I have been using pyspark [ with python 2.7] in an ipython notebook on Ubuntu 14.04 quite successfully by creating a special profile for spark and starting the notebook by calling $ipython notebook --profile spark. The mechanism for creating the spark profile is given on many websites but i have used the one given in here.
and the $HOME/.ipython/profile_spark/startup/00-pyspark-setup.py contains the following code
import os
import sys
# Configure the environment
if 'SPARK_HOME' not in os.environ:
os.environ['SPARK_HOME'] = '/home/osboxes/spark16'
# Create a variable for our root path
SPARK_HOME = os.environ['SPARK_HOME']
# Add the PySpark/py4j to the Python Path
sys.path.insert(0, os.path.join(SPARK_HOME, "python", "build"))
sys.path.insert(0, os.path.join(SPARK_HOME, "python"))
I have just created a new VM of Ubuntu 16.04 for my students where I want them to run pyspark programs in ipython notebook.
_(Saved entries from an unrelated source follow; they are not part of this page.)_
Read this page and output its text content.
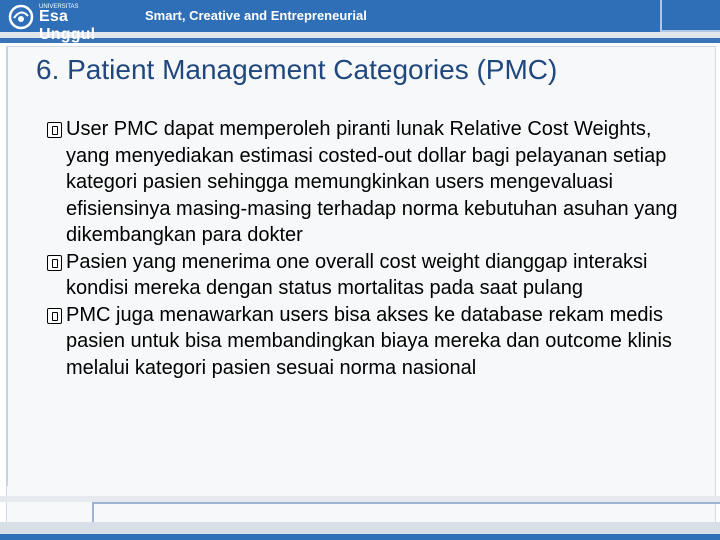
UNIVERSITAS
Esa Unggul
Smart, Creative and Entrepreneurial
6. Patient Management Categories (PMC)

User PMC dapat memperoleh piranti lunak Relative Cost Weights, yang menyediakan estimasi costed-out dollar bagi pelayanan setiap kategori pasien sehingga memungkinkan users mengevaluasi efisiensinya masing-masing terhadap norma kebutuhan asuhan yang dikembangkan para dokter

Pasien yang menerima one overall cost weight dianggap interaksi kondisi mereka dengan status mortalitas pada saat pulang

PMC juga menawarkan users bisa akses ke database rekam medis pasien untuk bisa membandingkan biaya mereka dan outcome klinis melalui kategori pasien sesuai norma nasional
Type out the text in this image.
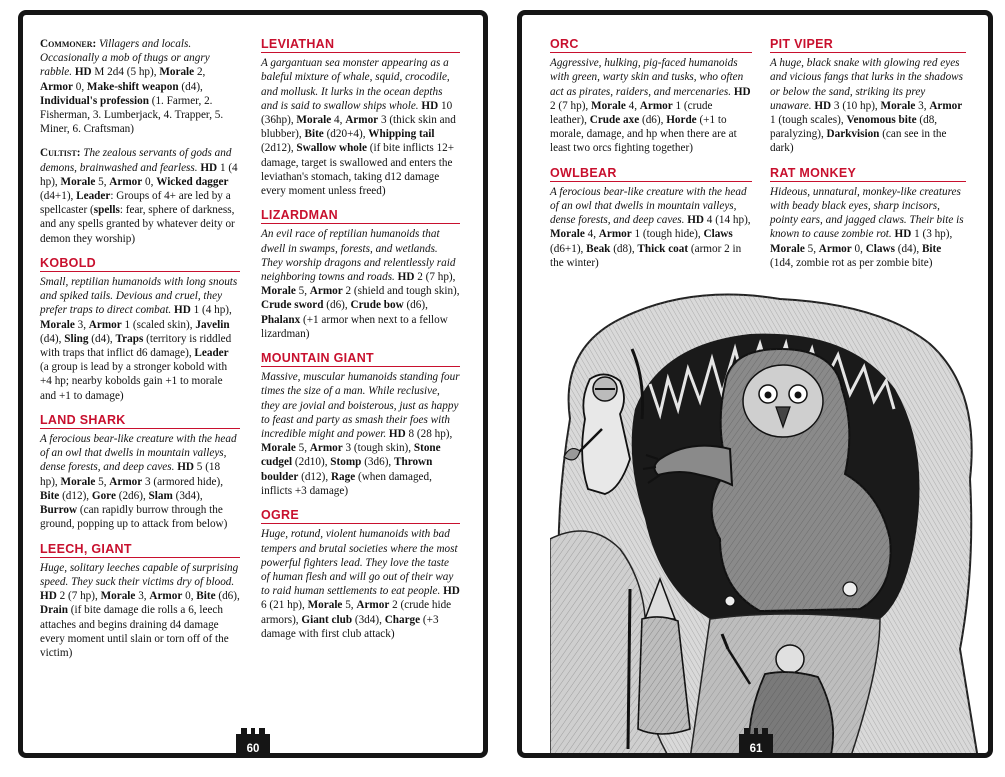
Commoner: Villagers and locals. Occasionally a mob of thugs or angry rabble. HD M 2d4 (5 hp), Morale 2, Armor 0, Make-shift weapon (d4), Individual's profession (1. Farmer, 2. Fisherman, 3. Lumberjack, 4. Trapper, 5. Miner, 6. Craftsman)

Cultist: The zealous servants of gods and demons, brainwashed and fearless. HD 1 (4 hp), Morale 5, Armor 0, Wicked dagger (d4+1), Leader: Groups of 4+ are led by a spellcaster (spells: fear, sphere of darkness, and any spells granted by whatever deity or demon they worship)

KOBOLD

Small, reptilian humanoids with long snouts and spiked tails. Devious and cruel, they prefer traps to direct combat. HD 1 (4 hp), Morale 3, Armor 1 (scaled skin), Javelin (d4), Sling (d4), Traps (territory is riddled with traps that inflict d6 damage), Leader (a group is lead by a stronger kobold with +4 hp; nearby kobolds gain +1 to morale and +1 to damage)

LAND SHARK

A ferocious bear-like creature with the head of an owl that dwells in mountain valleys, dense forests, and deep caves. HD 5 (18 hp), Morale 5, Armor 3 (armored hide), Bite (d12), Gore (2d6), Slam (3d4), Burrow (can rapidly burrow through the ground, popping up to attack from below)

LEECH, GIANT

Huge, solitary leeches capable of surprising speed. They suck their victims dry of blood. HD 2 (7 hp), Morale 3, Armor 0, Bite (d6), Drain (if bite damage die rolls a 6, leech attaches and begins draining d4 damage every moment until slain or torn off of the victim)

LEVIATHAN

A gargantuan sea monster appearing as a baleful mixture of whale, squid, crocodile, and mollusk. It lurks in the ocean depths and is said to swallow ships whole. HD 10 (36hp), Morale 4, Armor 3 (thick skin and blubber), Bite (d20+4), Whipping tail (2d12), Swallow whole (if bite inflicts 12+ damage, target is swallowed and enters the leviathan's stomach, taking d12 damage every moment unless freed)

LIZARDMAN

An evil race of reptilian humanoids that dwell in swamps, forests, and wetlands. They worship dragons and relentlessly raid neighboring towns and roads. HD 2 (7 hp), Morale 5, Armor 2 (shield and tough skin), Crude sword (d6), Crude bow (d6), Phalanx (+1 armor when next to a fellow lizardman)

MOUNTAIN GIANT

Massive, muscular humanoids standing four times the size of a man. While reclusive, they are jovial and boisterous, just as happy to feast and party as smash their foes with incredible might and power. HD 8 (28 hp), Morale 5, Armor 3 (tough skin), Stone cudgel (2d10), Stomp (3d6), Thrown boulder (d12), Rage (when damaged, inflicts +3 damage)

OGRE

Huge, rotund, violent humanoids with bad tempers and brutal societies where the most powerful fighters lead. They love the taste of human flesh and will go out of their way to raid human settlements to eat people. HD 6 (21 hp), Morale 5, Armor 2 (crude hide armors), Giant club (3d4), Charge (+3 damage with first club attack)

60
ORC

Aggressive, hulking, pig-faced humanoids with green, warty skin and tusks, who often act as pirates, raiders, and mercenaries. HD 2 (7 hp), Morale 4, Armor 1 (crude leather), Crude axe (d6), Horde (+1 to morale, damage, and hp when there are at least two orcs fighting together)

OWLBEAR

A ferocious bear-like creature with the head of an owl that dwells in mountain valleys, dense forests, and deep caves. HD 4 (14 hp), Morale 4, Armor 1 (tough hide), Claws (d6+1), Beak (d8), Thick coat (armor 2 in the winter)

PIT VIPER

A huge, black snake with glowing red eyes and vicious fangs that lurks in the shadows or below the sand, striking its prey unaware. HD 3 (10 hp), Morale 3, Armor 1 (tough scales), Venomous bite (d8, paralyzing), Darkvision (can see in the dark)

RAT MONKEY

Hideous, unnatural, monkey-like creatures with beady black eyes, sharp incisors, pointy ears, and jagged claws. Their bite is known to cause zombie rot. HD 1 (3 hp), Morale 5, Armor 0, Claws (d4), Bite (1d4, zombie rot as per zombie bite)

61
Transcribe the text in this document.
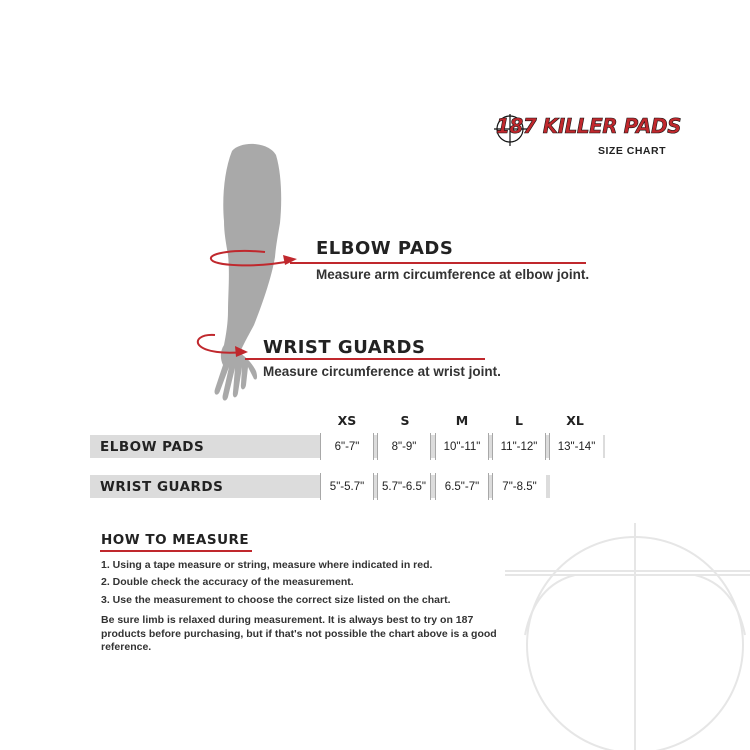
187 KILLER PADS
SIZE CHART
ELBOW PADS
Measure arm circumference at elbow joint.
WRIST GUARDS
Measure circumference at wrist joint.
XS	S	M	L	XL
ELBOW PADS	6"-7"	8"-9"	10"-11"	11"-12"	13"-14"
WRIST GUARDS	5"-5.7"	5.7"-6.5"	6.5"-7"	7"-8.5"
HOW TO MEASURE
1. Using a tape measure or string, measure where indicated in red.
2. Double check the accuracy of the measurement.
3. Use the measurement to choose the correct size listed on the chart.
Be sure limb is relaxed during measurement. It is always best to try on 187 products before purchasing, but if that's not possible the chart above is a good reference.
Python, Pyspark is working quite well. We are using Spark 1.6.
However I have discovered that the current versions of ipython notebook [ or jupyter notebook ] whether downloaded through Anaconda or installed with sudo pip install ipython .. DO NOT SUPPORT the --profile option and all configuration parameters have to be specified in the ~/.jupyter/jupyter_notebook_config.py file.
Can someone please help me with the config parameters that I need to put into this file? Or is there an alternative solution? I have tried the findshark() explained here but could not make it work. Findspark got installed but findspark.init() failed, possibly because it was written for python 3.
My challenge is that everything is working just fine on my old installation of ipython on my machine but my students who are installing everything from scratch cannot get pyspark going on their VMs.